Apparently, even finalizing the divorce on March 28, 1973, failed to extinguish their smoldering romance. It seems that Roberto hadn't had enough of his former bride, for in 1974 he was back, again living in her house. Attempts to rekindle the relationship obviously backfired, because in January 1975, when he refused to either leave or pay rent, Dorothea filed a restraining order against him.
The mismatched couple maintained contact into the next decade.
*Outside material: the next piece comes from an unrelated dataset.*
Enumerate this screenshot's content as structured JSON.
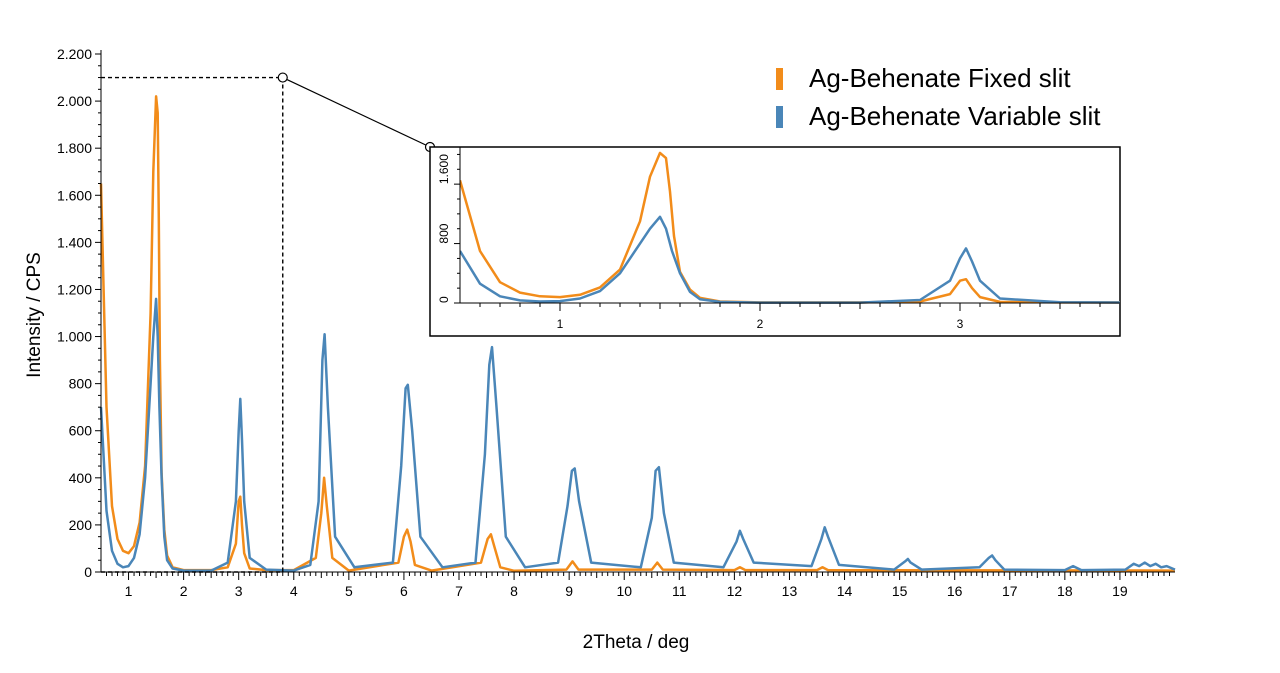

In August 1982, Roberto Puente even wrote a letter to Judge Warren on her behalf, stating that he'd "known Dorothea Montalvo for the past many years," and that she'd been "very helpful to the Mexican-American community,” giving "clothes and food to needy families and to people with alcoholic problems." He closed with, "Any consideration given to her well being will be greatly appreciated at this difficult time."
The young Roberto must have pleased Dorothea in some enduring way, for despite everything, she would cling to his surname for more than twenty years.
For a time, Dorothea Puente ran a Sacramento halfway house for alcoholics, but it shortly went bust. Then she shifted her attention to running a huge, elegant, three-story boardinghouse at Twenty-First and F streets, the white "mansion" that she would boast about for years. She furnished the house with donated furniture from the Seventh Day Adventist Church, but she kept it spotless, with the floors always polished and the table always set. Even her tenants—down-and-out alcoholics and homeless mentally ill—were kept clean and tidy.
Everyone considered her a genuine resource to the community. She networked with all the agencies. She held AA meetings in her parlor. She steered the indigent toward Social Security benefits and away from alcohol. In the words of one who knew her at the time, "She knew how to get things done."
And she was always learning, especially when Dr. Carl Drake stopped by once a month to tend to her boarders. Dr. Drake found it convenient to make his diagnoses in her tidy kitchen, writing prescriptions at her table. Dorothea sat close by, watching, then daily placed each tenant's pills in little Dixie cups, which she arranged on a spotless tray.